When called, Mr B of C Law Firm appeared for the father (who was absent). The Court raised serious concerns because:

  • Mr B was on a restricted practising certificate requiring supervision, but his supervisor/file principal (Mr D) was not physically present; and
  • Mr B confirmed he was not on the Legal Services Commission panel to act for legal aid clients, despite the father being legally aided.

C Law Firm also told the Court it had not had meaningful contact/instructions from the father since the 26 May 2025 orders, yet had not filed a Notice of Ceasing to Act before the hearing—creating avoidable cost and procedural unfairness risks.

Issues:

  1. Should the Court order costs thrown away for the mother and ICL given the avoidable attendance?
  2. Should those costs be ordered against the father’s legal representatives (not the father), and what deterrent/orders are appropriate?

⚖️ Applicable Law – Legislation, Regulations, Rules

  • Federal Circuit and Family Court of Australia (Family Law) Rules 2021 (Cth) r 12.15 (costs orders against legal practitioners).
  • Federal Circuit and Family Court of Australia (Division 2) (Family Law) Rules 2021 (Cth) Sch 1 (scale amounts used to fix the thrown-away costs: item 13(b) daily hearing fees; item 13(a) short mention).

📌 Precedents Relied On

No case authorities were relied on or discussed in the ex tempore reasons.
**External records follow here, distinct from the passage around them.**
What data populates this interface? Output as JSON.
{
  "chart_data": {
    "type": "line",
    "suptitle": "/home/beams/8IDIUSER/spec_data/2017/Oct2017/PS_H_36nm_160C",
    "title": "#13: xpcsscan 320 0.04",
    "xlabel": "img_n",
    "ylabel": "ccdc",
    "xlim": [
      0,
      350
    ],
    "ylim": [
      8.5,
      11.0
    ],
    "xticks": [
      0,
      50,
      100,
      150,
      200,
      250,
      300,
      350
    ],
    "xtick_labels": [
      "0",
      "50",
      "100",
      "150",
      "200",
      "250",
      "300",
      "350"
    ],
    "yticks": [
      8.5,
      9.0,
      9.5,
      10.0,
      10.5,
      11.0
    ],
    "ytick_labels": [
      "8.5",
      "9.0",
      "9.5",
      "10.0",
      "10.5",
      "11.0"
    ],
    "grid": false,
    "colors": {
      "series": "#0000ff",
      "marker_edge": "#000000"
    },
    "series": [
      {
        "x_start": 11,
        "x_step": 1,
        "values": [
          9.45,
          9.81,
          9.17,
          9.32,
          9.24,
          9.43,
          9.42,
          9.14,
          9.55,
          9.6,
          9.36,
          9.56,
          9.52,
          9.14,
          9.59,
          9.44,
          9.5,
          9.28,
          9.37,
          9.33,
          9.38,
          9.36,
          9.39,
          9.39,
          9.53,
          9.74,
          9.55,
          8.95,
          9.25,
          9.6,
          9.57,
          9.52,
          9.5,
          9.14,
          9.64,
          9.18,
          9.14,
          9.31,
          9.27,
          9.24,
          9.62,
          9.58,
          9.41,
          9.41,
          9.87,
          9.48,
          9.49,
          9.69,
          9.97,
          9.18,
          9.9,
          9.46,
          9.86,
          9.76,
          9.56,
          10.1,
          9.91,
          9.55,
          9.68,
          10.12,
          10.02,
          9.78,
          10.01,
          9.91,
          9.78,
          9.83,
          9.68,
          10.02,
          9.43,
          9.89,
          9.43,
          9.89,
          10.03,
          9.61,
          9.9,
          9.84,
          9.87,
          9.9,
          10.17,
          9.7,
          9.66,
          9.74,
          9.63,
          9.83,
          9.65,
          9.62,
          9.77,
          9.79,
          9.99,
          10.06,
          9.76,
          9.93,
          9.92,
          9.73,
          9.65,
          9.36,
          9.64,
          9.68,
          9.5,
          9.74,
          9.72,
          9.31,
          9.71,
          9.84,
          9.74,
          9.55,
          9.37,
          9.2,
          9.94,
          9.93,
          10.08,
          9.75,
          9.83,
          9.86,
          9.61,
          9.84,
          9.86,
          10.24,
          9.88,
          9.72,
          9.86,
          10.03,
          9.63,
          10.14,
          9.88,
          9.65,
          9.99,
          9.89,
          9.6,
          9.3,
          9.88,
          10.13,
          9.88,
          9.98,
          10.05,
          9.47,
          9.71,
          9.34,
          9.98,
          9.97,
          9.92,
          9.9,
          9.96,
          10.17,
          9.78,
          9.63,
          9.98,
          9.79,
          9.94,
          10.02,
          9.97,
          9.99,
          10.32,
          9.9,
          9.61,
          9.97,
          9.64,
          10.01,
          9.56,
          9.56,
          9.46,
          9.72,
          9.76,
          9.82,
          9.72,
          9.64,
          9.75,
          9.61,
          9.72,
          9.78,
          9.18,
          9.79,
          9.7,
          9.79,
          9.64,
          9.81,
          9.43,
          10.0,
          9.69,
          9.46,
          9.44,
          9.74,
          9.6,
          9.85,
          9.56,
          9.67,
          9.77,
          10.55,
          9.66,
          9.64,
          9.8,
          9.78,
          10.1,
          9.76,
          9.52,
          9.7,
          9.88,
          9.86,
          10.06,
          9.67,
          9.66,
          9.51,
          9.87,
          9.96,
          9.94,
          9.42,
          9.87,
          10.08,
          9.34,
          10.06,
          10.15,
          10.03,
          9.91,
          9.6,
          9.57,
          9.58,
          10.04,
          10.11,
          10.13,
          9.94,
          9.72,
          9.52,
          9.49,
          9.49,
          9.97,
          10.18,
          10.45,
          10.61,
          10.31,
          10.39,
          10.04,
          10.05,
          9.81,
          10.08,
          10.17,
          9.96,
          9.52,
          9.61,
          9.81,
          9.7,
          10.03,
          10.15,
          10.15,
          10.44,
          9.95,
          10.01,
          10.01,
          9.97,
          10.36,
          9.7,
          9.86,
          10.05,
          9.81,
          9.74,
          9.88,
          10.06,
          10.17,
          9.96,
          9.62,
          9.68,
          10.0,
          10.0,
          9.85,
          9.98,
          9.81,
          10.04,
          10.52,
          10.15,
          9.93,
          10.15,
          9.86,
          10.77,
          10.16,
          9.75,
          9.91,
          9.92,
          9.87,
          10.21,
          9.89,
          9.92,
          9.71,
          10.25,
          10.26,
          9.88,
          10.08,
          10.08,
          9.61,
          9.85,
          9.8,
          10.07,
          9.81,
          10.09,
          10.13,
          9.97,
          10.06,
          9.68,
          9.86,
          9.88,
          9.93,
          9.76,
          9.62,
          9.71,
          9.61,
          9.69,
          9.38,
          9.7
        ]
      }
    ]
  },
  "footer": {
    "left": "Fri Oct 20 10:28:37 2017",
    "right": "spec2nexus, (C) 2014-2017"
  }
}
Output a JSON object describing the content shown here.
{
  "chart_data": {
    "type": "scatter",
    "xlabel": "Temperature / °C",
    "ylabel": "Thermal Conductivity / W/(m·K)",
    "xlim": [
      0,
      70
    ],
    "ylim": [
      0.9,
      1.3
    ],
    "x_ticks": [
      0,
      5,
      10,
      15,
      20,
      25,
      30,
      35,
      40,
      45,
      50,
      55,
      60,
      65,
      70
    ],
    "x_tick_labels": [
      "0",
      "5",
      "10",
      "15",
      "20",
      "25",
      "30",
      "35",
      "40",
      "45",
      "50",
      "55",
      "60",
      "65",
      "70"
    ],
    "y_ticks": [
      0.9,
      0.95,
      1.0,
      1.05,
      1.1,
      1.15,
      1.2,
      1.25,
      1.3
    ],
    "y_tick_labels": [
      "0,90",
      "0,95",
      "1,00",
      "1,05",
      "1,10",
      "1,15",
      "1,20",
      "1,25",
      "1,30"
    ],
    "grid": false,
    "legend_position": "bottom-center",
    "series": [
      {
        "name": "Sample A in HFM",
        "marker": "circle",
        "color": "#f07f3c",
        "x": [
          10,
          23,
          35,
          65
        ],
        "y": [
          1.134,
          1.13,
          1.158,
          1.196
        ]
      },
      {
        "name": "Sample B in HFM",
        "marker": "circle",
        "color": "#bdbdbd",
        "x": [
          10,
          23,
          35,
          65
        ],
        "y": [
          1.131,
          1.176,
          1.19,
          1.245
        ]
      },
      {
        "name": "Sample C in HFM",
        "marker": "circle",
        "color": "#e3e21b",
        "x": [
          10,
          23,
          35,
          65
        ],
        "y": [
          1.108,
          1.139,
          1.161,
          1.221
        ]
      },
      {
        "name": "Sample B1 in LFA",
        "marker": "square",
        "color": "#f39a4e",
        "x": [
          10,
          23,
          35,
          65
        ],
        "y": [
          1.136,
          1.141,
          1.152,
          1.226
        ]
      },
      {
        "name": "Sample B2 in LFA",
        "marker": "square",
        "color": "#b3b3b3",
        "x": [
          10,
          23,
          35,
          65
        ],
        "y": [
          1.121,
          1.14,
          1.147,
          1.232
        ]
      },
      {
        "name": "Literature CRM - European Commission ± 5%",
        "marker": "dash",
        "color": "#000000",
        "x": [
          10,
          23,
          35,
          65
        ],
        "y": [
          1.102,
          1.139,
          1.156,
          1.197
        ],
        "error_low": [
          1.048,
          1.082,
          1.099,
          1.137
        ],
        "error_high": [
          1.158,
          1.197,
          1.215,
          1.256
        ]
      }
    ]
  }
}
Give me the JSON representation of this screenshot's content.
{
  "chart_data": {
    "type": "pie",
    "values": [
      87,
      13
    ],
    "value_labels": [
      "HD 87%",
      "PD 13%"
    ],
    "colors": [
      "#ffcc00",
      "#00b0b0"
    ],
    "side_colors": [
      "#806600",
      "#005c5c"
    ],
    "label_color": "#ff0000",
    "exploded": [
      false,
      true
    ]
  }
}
The decision turned on the Court’s express rules power and the immediate professional/practice failures in the conduct of the hearing.

🧠 Analysis

Issue

Whether the father’s solicitors should personally pay “costs thrown away” where the matter was listed for readiness/compliance, yet the father’s side was not prepared and the appearance raised acute professional/practice issues (restricted certificate + no legal aid panel authority + no instructions).

Rule

  • The Court may order costs against legal practitioners under r 12.15 where it is just—both to compensate parties who incurred unnecessary costs and to deter repetition.
  • Costs can be fixed using the Schedule 1 scale in the Division 2 Rules (here, item 13(b) and item 13(a)).

Application

  • The mother and ICL attended ready for a Compliance and Readiness Hearing, but the father’s side had not filed a Certificate of Readiness and the father did not attend.
  • The Court found the situation was avoidable: the firm had not had meaningful instructions since May 2025 and indicated it would seek to withdraw, yet failed to file a Notice of Ceasing to Act earlier (which would have avoided wasted attendance and allowed proper notice steps to the father).
  • The Court considered “fault” lay squarely with the file principal (Mr D) and that a costs order was appropriate to compensate the mother and ICL and deter recurrence, especially given the Court noted this problem had occurred very recently in similar form.

Conclusion

The Court ordered C Law Firm pay:

  • $2,729.50 (incl GST) to the mother’s solicitors (Stanley Hill Elkins) for thrown-away solicitor/counsel attendance;
  • $371.89 (incl GST) to the ICL’s solicitors (Hancock Family Law) for thrown-away attendance;
  • and to file and serve a Notice of Ceasing to Act within 7 days, including updated contact details for the father and the adjourned hearing date.

🧠 Take-Home Lesson

Compliance/Readiness events aren’t “soft mentions”. If a party’s lawyers lack instructions, they must take procedural steps early (including ceasing to act where appropriate), and firms must not put junior practitioners in court where they cannot properly appear (supervision/legal aid panel constraints). If they do, the Court can (and will) shift the financial consequences directly onto the lawyers via r 12.15.